- Born: 1942 (age 83–84) Sirsa, Prayagraj, Uttar Pradesh, India
- Education: Government College of Art and Craft, Kolkata University of Allahabad
- Occupations: Artist, writer, art Historian
- Employers: Allahabad University (retired); Prayag Sangeet Samiti (Dean);
- Awards: Padma Shri (2025) Indu Rakshita Award (1965)

= Shyam Bihari Agrawal =

Indian artist and writer (born 1942)

Shyam Bihari Agrawal is an Indian artist, writer, and former academic from Prayagraj, Uttar Pradesh. In 2025, he was honoured with the Padma Shri by the Government of India for his contributions to the field of arts.

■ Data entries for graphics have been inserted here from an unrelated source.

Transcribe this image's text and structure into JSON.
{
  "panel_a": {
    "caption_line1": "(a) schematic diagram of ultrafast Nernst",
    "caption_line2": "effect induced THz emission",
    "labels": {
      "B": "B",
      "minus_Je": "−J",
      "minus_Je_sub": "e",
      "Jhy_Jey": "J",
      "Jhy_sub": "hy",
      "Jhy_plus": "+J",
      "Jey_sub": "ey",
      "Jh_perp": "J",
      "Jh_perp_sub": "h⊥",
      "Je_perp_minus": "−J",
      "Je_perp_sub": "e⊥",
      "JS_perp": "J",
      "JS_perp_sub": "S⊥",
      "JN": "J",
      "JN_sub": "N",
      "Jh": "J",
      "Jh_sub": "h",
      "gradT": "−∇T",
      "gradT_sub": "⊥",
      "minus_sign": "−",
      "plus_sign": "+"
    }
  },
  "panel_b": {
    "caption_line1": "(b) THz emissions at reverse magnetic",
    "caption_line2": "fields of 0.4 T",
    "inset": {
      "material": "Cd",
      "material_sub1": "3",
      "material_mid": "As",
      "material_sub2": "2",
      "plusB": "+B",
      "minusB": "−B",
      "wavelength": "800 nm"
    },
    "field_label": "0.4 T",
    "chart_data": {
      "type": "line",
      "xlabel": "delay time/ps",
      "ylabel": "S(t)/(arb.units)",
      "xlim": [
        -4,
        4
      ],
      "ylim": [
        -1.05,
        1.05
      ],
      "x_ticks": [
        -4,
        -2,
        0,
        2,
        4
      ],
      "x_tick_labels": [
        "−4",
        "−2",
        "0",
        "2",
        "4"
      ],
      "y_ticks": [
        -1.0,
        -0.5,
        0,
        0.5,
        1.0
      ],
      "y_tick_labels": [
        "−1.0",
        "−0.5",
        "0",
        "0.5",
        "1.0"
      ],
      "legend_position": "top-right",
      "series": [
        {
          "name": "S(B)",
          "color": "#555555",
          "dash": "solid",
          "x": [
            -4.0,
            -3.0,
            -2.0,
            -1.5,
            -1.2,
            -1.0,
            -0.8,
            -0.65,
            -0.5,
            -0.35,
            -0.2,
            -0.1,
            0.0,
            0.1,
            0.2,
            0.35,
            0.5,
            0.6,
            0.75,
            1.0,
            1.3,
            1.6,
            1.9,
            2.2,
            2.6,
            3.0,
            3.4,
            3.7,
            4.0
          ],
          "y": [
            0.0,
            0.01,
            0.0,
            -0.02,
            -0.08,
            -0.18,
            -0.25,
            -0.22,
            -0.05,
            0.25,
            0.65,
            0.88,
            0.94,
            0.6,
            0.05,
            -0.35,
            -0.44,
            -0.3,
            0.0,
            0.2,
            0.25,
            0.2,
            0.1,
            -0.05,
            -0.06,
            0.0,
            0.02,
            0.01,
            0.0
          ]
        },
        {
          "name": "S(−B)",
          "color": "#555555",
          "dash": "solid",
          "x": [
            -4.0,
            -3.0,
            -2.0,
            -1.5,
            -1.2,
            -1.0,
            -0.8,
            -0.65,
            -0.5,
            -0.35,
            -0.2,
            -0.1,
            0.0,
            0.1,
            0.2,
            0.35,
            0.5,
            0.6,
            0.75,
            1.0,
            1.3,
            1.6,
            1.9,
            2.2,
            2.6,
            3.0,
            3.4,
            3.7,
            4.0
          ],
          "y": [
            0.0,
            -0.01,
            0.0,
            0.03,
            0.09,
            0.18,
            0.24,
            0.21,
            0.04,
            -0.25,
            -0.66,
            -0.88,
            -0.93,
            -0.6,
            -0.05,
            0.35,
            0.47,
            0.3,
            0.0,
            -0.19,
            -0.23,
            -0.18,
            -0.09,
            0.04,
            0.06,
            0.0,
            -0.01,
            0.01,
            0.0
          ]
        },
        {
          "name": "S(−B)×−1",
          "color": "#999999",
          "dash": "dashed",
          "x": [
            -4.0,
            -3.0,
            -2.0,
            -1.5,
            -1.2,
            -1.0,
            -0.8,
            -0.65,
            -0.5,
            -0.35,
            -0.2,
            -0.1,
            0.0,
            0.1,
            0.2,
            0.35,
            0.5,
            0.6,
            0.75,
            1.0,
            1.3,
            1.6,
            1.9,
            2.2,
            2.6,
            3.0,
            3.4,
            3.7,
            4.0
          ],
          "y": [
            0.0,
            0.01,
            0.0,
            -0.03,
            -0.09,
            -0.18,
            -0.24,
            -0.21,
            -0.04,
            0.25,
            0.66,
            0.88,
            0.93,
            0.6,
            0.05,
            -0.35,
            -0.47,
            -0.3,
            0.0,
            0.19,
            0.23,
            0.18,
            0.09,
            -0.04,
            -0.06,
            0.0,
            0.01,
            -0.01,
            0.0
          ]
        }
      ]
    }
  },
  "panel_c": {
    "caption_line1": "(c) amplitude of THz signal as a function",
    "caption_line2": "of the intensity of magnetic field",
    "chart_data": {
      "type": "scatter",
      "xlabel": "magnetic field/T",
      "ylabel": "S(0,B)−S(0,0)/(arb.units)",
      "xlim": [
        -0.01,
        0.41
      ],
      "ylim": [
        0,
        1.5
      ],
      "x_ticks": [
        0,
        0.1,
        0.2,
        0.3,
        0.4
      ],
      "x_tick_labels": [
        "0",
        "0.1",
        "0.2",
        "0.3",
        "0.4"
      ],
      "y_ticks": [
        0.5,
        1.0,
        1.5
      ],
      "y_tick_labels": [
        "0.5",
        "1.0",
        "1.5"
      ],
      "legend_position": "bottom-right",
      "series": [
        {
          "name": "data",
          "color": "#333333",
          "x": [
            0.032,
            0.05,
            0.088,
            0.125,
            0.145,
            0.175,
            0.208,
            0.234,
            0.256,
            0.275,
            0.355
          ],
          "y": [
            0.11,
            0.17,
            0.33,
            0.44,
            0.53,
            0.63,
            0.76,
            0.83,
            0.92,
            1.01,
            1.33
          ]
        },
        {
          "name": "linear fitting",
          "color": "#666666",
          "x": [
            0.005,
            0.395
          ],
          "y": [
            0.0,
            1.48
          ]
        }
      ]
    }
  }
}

== Early life and education ==
Agrawal was born in 1942 in Sirsa. Prayagraj (formerly Allahabad), Uttar Pradesh. After completing his early education locally, he earned a five-year postgraduate diploma from the Government College of Art and Craft, Kolkata, which he completed on 4 January 1968. He was mentored by painter Kshitindranath Mazumdar.

In 1979, he received a Doctor of Philosophy (D.Phil.) degree from University of Allahabad for his dissertation titled “Bharatiya Chitrakala Mein Reetikaleen Sahitya Ki Abivyakti”, which explored how classical Hindi literature is reflected in Indian painting.

== Career ==
Agrawal began his academic career in 1968 as a lecturer in the Department of Painting at Allahabad University. He taught there for 35 years before retiring in 2003. After retirement, he joined Prayag Sangeet Samiti in Prayagraj where he established the Faculty of Visual Arts and served as Dean. He was also a visiting professor at Indira Kala Sangeet Vishwavidyalaya in Khairagarh.

Throughout his career, he participated in art workshops and seminars organized by institutions including Lalit Kala Akademi and various museums and universities. He was nominated as a member of the State Academy of Fine Arts in Lucknow, where he contributed to art education and edited the academy’s publication Kala Trimasik. He also wrote a monograph on Kshitindranath Mazumdar, which was published by the academy.

Agrawal has served on academic and research committees of universities such as Mahatma Gandhi Chitrakoot Gramodaya Vishwavidyalaya and Kanpur University.

== Awards and recognition ==
Agarwal received the Indu Rakshita Award in 1965 for his painting Veni Gunthan in the Mewar style, and was honoured with the Padma Shri in 2025 in the Arts category.